Pubdate: Fri, 08 Dec 2017
Source: Penticton Western (CN BC)
Copyright: 2017 Penticton Western
Author: Tara Bowie


Like all parents, Nadine Remington wants to know her nine-year-old son
is safe while on school property.

But, the increasing problem of drug use on school property after hours
is heightening fears for her and other parents.

Earlier this week, Remington was told by her son who is in Grade 4 at
Queen's Park School that people were living in a shed on the school's
property and that he had seen a needle and matches nearby.

After a similar experience of the boy finding drug paraphernalia at
KVR Middle School while at camp this summer, she took his claims
seriously and headed out to the school to see it herself. Remington
and her husband didn't find anyone in the shed, but there was evidence
suggesting someone was living in it recently and a needle on the
ground at the door.

"There was stuff everywhere. There were needles in there. There were
candles. There was garbage. It was handy because there are gym matts
in there, so they had a nice soft place to sleep. It looked like they
were living in there for quite some time," she said during a phone
interview Wednesday.

Remington said she contacted the school who told her although the shed
was on school property it was being rented out. She contacted the
group said to be renting it, but was told she should contact the
school board because it was their property. She said she contacted
police who said they couldn't help her get it cleaned up. She was
advised to call bylaw but she thought that would be a waste of time.

While Remington continued to go through channels, another parent
posted pictures of the shed in a Facebook group on Wednesday. Someone
on staff at School Board 67 (Okangan Skaha) also saw the pictures and
staff jumped into action. The board immediately sent a crew to the
school to clean up the shed and made plans to have it removed.

"I'm happy the school board acted right away. It's the fact that I had
to go through all that and what if a child was stuck with a needle
during this," Remington said.

She went through a similar experience this summer when her son was at
a camp at KVR Middle School.

"He said there was some bad stuff at the school. There were kits to
cook up heroin. There were tourniquets, no needles there. Someone had
went and cleaned it up by the time we heard about it.

"It's frustrating. We already have to watch when they're playing in
the park … My son comes home and says there's lighters and needles and
matches at the school. No nine-year-old needs to know about this," she

Wendy Hyer, superintendent for the school board, said she is aware
there are problems with people using illicit drugs after hours on
several school properties in Penticton. She said the board has
identified KVR, Pen High and Queen's Park as hot spots for finding
drug paraphernalia.

For some time, principals and custodians have been tasked with doing
sweeps of all school properties.If they find something, staff has been
trained to dispose of material appropriately. Students have also been
educated on what to do if they find drug paraphernalia, she said.

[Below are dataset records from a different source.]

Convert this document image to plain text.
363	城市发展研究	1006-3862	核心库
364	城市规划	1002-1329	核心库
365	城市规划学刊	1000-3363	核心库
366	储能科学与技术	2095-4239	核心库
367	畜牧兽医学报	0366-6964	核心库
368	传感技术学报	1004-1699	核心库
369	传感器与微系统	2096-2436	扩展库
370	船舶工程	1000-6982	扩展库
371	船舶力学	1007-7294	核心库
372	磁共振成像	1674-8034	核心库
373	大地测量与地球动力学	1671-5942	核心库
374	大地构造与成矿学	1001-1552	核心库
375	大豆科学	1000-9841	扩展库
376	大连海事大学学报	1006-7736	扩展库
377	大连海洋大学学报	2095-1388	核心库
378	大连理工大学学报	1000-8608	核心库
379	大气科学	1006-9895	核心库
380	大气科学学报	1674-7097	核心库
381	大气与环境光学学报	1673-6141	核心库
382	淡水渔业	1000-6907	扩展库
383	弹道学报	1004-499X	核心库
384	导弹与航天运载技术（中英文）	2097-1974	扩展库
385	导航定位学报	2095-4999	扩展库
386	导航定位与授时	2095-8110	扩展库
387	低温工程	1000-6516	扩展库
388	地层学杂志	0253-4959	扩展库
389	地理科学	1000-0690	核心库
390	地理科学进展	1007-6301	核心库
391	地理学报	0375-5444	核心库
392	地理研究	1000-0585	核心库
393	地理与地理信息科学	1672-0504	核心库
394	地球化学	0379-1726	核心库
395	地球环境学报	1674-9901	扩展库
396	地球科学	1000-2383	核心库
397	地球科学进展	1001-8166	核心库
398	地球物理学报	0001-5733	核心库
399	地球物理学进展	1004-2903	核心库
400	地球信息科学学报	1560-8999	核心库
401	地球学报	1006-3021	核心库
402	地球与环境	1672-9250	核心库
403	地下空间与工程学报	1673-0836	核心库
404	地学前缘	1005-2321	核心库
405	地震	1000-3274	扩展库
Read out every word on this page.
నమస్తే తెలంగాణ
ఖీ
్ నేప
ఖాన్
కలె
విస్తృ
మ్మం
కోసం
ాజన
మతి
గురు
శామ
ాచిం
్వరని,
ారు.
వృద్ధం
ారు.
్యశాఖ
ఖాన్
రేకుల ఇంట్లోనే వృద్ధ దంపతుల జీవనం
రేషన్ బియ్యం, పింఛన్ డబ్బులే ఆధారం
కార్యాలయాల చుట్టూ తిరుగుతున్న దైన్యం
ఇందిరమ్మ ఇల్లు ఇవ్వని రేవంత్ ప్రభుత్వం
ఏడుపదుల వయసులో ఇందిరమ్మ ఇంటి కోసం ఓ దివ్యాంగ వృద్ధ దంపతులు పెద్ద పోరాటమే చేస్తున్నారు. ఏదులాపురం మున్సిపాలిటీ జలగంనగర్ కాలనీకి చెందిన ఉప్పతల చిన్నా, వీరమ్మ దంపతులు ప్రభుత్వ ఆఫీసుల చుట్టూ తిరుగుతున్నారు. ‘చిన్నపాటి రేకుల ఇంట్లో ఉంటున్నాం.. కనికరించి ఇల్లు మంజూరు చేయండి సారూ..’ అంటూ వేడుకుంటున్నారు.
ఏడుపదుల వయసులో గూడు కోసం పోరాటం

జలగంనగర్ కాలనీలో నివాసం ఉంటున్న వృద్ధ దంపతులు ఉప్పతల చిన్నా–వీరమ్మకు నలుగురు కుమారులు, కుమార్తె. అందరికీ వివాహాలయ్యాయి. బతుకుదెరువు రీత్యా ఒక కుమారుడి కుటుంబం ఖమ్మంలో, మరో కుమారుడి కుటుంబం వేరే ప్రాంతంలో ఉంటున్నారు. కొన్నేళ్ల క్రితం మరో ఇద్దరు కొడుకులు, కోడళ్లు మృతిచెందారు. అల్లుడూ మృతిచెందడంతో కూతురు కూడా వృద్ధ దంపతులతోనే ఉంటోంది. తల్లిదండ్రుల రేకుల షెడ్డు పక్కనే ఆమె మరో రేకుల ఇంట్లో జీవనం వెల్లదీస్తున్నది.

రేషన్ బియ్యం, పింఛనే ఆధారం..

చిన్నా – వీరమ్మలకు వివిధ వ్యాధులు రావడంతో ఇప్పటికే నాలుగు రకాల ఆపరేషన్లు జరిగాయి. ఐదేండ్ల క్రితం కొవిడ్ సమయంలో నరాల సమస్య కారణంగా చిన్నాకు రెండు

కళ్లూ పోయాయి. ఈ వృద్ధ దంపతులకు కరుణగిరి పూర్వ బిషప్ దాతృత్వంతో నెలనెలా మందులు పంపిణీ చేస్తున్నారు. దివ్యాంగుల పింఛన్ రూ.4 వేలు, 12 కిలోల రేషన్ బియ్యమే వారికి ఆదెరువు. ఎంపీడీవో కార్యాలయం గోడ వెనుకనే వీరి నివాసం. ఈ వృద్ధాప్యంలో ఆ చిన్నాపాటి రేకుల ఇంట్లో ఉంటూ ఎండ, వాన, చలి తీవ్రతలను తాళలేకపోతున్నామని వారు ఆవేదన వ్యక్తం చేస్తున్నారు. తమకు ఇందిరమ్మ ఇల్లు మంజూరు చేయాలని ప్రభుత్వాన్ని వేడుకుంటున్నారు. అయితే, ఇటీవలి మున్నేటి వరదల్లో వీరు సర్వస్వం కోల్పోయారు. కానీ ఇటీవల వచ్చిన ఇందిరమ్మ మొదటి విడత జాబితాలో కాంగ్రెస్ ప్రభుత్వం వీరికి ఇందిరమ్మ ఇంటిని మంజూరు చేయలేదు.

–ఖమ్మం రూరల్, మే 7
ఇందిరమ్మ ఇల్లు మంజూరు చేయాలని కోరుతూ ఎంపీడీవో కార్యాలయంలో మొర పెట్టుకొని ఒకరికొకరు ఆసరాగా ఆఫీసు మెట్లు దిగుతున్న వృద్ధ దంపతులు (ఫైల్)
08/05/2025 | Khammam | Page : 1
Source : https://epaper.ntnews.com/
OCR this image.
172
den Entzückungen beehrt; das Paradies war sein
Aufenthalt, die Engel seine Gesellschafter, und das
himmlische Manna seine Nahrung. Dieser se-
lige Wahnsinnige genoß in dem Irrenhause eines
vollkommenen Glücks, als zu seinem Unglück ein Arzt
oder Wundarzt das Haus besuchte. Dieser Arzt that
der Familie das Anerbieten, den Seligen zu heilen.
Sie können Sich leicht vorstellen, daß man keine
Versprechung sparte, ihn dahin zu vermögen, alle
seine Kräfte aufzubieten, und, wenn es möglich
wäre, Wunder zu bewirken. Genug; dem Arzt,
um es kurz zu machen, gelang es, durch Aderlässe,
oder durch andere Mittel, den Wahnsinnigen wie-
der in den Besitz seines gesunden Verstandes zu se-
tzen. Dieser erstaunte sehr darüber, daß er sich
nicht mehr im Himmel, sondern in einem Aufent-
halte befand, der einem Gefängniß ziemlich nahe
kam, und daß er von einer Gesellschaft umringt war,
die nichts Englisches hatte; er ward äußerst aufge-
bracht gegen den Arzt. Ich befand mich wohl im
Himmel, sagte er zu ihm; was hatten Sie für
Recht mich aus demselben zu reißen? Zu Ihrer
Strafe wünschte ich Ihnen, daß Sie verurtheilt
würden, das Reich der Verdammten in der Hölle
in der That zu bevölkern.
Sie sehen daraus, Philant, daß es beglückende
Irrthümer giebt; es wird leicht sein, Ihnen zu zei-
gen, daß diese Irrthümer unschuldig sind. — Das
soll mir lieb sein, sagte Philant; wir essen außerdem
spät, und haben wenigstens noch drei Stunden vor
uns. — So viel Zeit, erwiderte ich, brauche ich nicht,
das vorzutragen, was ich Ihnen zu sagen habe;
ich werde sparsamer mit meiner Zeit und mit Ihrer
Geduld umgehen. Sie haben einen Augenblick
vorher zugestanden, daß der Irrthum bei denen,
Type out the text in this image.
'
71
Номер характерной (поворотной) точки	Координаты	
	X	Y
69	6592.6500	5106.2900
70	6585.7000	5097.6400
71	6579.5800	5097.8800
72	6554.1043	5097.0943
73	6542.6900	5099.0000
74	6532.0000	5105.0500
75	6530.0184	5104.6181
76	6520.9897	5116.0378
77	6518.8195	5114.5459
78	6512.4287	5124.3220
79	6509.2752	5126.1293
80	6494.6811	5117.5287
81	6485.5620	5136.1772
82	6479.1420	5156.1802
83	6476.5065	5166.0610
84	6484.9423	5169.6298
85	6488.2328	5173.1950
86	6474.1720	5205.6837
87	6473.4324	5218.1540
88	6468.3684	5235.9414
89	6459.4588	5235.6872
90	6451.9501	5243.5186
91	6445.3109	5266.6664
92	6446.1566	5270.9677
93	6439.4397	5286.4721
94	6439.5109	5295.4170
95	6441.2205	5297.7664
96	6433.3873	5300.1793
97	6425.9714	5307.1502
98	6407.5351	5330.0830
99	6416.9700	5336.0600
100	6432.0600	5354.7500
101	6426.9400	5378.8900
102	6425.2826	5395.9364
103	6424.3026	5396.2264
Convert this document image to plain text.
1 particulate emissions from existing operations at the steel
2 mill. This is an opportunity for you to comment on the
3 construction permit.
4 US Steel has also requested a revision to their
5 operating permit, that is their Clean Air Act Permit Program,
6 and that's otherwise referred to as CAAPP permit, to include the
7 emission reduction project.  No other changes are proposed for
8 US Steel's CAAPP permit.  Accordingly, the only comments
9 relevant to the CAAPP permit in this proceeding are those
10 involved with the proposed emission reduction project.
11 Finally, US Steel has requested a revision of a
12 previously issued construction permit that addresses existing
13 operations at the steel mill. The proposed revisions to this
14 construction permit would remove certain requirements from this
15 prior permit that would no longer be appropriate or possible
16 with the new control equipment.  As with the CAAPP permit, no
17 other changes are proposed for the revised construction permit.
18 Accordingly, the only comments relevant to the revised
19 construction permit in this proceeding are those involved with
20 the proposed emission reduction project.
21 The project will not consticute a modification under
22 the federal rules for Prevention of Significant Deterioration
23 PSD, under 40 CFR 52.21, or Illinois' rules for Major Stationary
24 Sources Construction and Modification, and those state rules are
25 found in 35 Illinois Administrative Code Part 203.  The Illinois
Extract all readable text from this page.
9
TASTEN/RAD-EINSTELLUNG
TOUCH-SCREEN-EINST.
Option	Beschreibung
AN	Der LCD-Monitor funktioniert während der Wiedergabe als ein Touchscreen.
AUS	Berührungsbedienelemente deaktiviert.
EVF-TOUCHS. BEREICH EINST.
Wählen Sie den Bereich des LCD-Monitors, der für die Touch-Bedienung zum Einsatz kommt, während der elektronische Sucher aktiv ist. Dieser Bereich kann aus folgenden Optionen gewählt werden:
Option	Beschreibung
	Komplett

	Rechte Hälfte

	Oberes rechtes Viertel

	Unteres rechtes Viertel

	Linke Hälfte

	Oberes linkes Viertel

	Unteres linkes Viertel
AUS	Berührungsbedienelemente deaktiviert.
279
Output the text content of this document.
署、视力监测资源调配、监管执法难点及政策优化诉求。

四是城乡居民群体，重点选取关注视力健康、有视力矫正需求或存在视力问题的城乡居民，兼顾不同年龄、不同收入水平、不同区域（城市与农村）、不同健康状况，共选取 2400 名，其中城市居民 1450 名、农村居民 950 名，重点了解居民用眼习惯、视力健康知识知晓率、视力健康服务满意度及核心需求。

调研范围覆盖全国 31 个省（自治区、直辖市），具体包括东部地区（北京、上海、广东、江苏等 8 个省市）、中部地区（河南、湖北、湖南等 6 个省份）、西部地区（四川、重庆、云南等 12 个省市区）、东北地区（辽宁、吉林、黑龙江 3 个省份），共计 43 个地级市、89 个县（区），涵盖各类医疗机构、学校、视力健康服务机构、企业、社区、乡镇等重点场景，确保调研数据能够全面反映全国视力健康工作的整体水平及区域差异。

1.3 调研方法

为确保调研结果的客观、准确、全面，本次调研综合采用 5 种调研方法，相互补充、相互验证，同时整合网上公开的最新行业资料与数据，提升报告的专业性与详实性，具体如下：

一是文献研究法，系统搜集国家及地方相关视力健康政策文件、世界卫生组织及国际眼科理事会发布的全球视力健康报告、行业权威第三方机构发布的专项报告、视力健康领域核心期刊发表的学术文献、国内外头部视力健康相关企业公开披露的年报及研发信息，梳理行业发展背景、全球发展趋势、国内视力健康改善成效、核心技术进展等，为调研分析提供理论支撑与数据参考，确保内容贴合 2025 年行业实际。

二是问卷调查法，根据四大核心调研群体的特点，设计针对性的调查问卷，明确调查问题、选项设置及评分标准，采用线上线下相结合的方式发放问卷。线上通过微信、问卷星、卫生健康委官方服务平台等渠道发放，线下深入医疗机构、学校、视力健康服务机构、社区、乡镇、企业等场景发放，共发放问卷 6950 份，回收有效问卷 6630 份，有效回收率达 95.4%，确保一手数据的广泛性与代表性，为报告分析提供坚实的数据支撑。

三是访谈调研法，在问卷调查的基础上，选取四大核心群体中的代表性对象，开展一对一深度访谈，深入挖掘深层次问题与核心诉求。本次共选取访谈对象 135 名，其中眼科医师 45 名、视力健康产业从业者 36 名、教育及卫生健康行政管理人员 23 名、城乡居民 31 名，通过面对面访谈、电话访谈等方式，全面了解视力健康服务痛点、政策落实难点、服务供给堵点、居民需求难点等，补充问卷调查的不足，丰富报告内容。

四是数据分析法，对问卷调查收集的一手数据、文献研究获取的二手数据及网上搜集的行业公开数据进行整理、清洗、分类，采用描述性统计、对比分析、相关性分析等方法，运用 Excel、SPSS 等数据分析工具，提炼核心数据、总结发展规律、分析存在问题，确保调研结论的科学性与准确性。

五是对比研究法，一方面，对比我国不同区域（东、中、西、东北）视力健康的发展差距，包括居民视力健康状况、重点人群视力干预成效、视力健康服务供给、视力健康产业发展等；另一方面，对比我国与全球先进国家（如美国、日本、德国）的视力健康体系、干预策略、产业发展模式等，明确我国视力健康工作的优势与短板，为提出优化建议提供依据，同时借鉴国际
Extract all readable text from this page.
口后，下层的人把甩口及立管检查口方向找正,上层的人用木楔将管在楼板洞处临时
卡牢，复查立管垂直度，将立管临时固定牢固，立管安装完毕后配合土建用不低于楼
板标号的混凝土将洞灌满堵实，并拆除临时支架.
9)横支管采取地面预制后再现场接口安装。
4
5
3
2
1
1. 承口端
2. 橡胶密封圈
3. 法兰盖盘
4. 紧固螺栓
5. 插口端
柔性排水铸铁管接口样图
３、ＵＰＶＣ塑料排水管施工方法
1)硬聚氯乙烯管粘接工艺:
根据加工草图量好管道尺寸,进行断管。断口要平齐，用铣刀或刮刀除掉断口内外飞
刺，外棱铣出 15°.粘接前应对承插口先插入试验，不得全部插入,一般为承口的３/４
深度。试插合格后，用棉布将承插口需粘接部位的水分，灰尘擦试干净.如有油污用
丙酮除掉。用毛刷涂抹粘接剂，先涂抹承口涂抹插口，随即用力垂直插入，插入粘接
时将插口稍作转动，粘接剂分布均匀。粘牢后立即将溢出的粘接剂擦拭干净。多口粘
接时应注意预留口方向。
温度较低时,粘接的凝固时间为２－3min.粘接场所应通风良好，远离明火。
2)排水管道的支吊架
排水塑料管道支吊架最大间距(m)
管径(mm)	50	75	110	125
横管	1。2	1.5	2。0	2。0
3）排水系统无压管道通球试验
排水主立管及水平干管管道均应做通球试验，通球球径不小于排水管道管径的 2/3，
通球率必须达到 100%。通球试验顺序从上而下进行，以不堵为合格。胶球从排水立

In the issue of the shed at Queen's Park, she noted that it's location
on the property often confuses staff as to whether it is actually on
school property and that it must have been missed in the walk arounds.

"The shed is going to be removed. As soon as we knew about it (at the
board) we acted on it. Safety is our main priority," she said.

Hyer said the school board has asked the police to do additional
patrols around KVR, Pen High and Queen's Park especially after hours
in hopes of deterring people from taking part in drug use on school
grounds. She said at this point she was not aware if additional
patrols were being done and said she understand that police resources
are tight.

"We want schools to be safe but we also need to be supporting folks
who have mental health and substance abuse problems. It's not about
moving the problem. It's about figuring out some effective ways of
supporting folks and helping with the problem. It takes a community to
do that."

Several calls to a Penticton RCMP spokesperson were not returned by
the time this article was published.